Counsel for the trustee cite no case which disputes the doctrine of the cases above cited, nor can any be found which are in conflict with such fixed principles' of law. They contend that during the three years of the pendency of the attachment no one, prior to the filing of this petition, arose to assert its invalidity; but no length of silence will convert an invalid attachment into a valid one.
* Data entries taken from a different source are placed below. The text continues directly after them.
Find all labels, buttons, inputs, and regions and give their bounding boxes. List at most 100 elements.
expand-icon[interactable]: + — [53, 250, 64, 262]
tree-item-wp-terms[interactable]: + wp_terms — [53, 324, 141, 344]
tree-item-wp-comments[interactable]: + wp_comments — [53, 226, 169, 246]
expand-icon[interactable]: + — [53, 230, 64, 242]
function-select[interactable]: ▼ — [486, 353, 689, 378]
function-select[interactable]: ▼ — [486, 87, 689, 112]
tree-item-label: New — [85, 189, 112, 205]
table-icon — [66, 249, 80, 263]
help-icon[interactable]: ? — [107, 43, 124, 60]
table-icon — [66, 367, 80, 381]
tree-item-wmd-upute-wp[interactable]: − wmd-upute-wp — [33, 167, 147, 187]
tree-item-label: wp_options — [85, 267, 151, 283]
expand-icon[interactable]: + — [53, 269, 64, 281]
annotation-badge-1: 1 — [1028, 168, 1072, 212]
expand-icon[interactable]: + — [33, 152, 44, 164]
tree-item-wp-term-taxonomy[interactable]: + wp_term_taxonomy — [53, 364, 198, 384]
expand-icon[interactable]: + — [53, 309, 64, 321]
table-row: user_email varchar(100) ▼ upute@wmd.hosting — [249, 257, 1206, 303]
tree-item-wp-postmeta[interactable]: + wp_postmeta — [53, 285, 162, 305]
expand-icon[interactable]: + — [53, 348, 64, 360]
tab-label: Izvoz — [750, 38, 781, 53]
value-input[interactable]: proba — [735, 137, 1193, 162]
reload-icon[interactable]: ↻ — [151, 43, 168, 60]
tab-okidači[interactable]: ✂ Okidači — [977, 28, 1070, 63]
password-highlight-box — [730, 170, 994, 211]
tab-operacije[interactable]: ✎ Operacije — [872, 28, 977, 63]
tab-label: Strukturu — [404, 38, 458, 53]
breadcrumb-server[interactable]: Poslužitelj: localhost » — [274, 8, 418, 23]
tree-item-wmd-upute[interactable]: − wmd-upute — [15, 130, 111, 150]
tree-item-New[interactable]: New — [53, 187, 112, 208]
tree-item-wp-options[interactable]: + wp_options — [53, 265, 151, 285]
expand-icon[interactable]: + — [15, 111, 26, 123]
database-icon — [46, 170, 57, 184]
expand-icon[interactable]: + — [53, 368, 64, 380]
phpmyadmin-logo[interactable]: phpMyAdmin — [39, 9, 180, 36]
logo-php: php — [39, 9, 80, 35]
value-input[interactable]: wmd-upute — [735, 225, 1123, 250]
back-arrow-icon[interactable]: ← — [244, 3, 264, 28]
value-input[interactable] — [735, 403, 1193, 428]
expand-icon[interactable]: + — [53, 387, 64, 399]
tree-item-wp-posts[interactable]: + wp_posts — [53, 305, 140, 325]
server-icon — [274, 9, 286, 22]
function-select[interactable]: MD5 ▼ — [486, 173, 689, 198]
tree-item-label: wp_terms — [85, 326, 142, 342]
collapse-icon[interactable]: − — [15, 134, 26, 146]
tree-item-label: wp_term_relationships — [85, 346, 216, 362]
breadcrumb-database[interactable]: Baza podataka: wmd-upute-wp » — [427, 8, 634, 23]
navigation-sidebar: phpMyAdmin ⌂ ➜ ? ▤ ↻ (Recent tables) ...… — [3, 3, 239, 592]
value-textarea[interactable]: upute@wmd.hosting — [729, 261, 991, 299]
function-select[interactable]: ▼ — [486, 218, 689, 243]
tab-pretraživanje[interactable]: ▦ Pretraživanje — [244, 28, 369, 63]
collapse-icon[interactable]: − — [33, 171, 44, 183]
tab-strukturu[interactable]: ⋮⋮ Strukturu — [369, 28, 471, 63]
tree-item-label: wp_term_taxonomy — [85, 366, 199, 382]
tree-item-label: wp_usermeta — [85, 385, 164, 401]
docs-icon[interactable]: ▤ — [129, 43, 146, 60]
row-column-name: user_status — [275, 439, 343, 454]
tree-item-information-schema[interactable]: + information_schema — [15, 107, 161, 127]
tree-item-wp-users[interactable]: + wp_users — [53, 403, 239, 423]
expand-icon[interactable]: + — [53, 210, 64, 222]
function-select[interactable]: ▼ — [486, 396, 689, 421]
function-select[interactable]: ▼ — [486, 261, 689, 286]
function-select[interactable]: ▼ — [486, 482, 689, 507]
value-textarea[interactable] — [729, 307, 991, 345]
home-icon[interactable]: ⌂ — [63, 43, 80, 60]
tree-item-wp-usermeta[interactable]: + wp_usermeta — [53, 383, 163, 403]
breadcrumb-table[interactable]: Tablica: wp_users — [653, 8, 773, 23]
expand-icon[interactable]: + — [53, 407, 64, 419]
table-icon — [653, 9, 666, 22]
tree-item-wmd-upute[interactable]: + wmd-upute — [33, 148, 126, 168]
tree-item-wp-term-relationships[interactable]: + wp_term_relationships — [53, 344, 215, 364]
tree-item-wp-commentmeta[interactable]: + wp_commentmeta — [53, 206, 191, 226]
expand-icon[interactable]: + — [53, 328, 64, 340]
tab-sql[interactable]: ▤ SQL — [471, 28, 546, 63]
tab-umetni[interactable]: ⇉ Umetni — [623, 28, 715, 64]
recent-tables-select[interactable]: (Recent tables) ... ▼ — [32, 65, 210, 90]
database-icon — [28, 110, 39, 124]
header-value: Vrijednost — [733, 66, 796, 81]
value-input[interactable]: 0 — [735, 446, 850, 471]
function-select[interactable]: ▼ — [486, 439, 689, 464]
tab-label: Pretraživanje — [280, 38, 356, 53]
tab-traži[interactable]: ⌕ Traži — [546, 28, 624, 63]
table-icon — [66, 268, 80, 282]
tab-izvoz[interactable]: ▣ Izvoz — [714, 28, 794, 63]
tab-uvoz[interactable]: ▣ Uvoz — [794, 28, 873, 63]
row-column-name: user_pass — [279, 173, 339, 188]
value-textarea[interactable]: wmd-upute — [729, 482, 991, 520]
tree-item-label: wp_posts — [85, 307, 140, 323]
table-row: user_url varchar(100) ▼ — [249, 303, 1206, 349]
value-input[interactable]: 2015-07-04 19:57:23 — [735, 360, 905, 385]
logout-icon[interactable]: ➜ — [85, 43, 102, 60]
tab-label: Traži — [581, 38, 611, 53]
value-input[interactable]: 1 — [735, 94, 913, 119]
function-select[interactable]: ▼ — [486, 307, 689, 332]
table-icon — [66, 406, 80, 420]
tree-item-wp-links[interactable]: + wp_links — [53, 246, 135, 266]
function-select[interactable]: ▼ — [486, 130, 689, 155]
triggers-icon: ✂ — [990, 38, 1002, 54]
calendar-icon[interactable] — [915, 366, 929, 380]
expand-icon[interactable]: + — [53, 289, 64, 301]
Whatever the intent of the statute of 1919* may have been, the fact remains that the act, entitled “An act concerning attachments of mortgages,” specifically states that the plaintiff, where garnishee process is served upon the mortgagor of real estate, “shall before such process is returned to the court cause to be filed in the office of the town clerk” a certificate, and specifically defines what the certificate shall contain. It has been shown that the certificate did not contain the required statements and was otherwise insufficient. It is therefore a nullity, and therefore the plaintiff did not, before the process was returned to court, cause to be filed a proper certificate. The statute is plainly mandatory, and must be complied with in all cases where garnishee process is served upon the mortgagor of real estate because the statute so states.